In the real world, most property is a mix of all the above.
(Question) What about trees larger than 8"?
(Answer) Often, customers prefer to leave the larger trees for shade, curb appeal, habitat, etc. However, removal of larger material can be performed as well through various means. It can be cut down and stumps mulched or removed via mini-excavator and the holes from the root system filled back in. Material can be removed from site via truck, stacked for burning, or cut and split for firewood. Some material even has value to local sawmills and can help offset the cost of removal.
(Question) What is the best time of year to have mulching done?
(Answer) It really doesn't matter, with the exception of weather. It's easier to see and asses the job in Winter when all the leaves have fallen, but ultimately, the job will take the same amount of time no matter the season. However, despite the machine having tracks and very low ground pressure, there's a point where rain or snow will make the site inaccessible. Here in Oklahoma, the rainy season can last the entire spring during some years (like 2019!). Summer heat can take it's toll on the machine as well, and requires more cool down time mid day.

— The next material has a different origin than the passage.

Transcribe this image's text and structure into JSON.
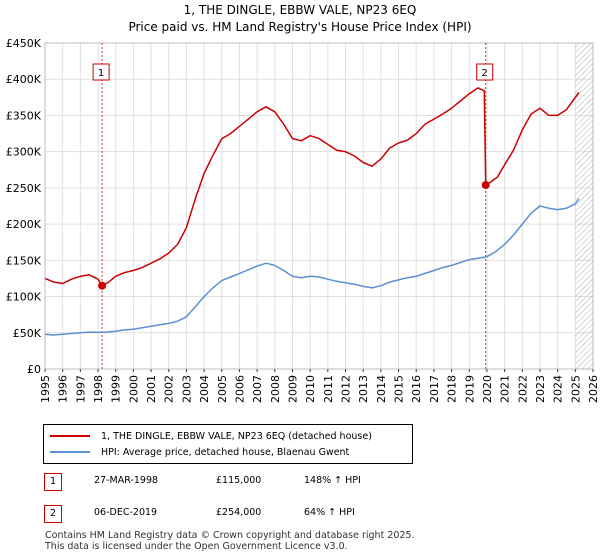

(Question) How does mulching compare to using a dozer?
(Answer) There's really no comparing the two. However, I'll do my best to try:
Bull Dozers are exceptional at doing what they were designed to do; moving dirt. Consequently, in order to remove growth material, 8" to 10" of the topsoil has to be completely ripped up, the material removed, and as much of the topsoil as possible re-distributed back across the surface. Much of the smaller material will remain sticking up out of the soil unless a root rake is used, which disturbs the surface even further down. The remaining soil will absolutely be subject to erosion if there's any slope to the land whatsoever. As the earth settles back into place, holes will form in the surface where stumps were removed, and the ground will often be left very uneven requiring further dirt work.
With a mulcher, the growth material is removed above ground and re-distributed across the surface. If a very fine appearance and quick re-growth is desired, the remaining mulch may be turned into the topsoil disturbing only the top 1" of soil. Roots and material remain, stabilizing the soil surface and preventing erosion. Stumps are mulched below topsoil level and decompose into additional topsoil themselves. No holes are created and the surface is left smoother than before the mulching began. No additional work is required.
With a dozer, trees and brush are pushed into piles. These piles have to be dealt with somehow. They can be loaded into trucks and hauled off (adding additional expense), burned on site where permissible (adding additional labor), or left to remain on premises for 30+ years while they decompose into unsightly mounds of dirt.
With a mulcher, there are no additional expenses of hauling off material, no time spent burning, re-stacking, re-burning, and no unsightly piles or remains. In fact, old dozer push piles can be mulched and distributed into the surrounding soil smoothing out the land and improving the appearance.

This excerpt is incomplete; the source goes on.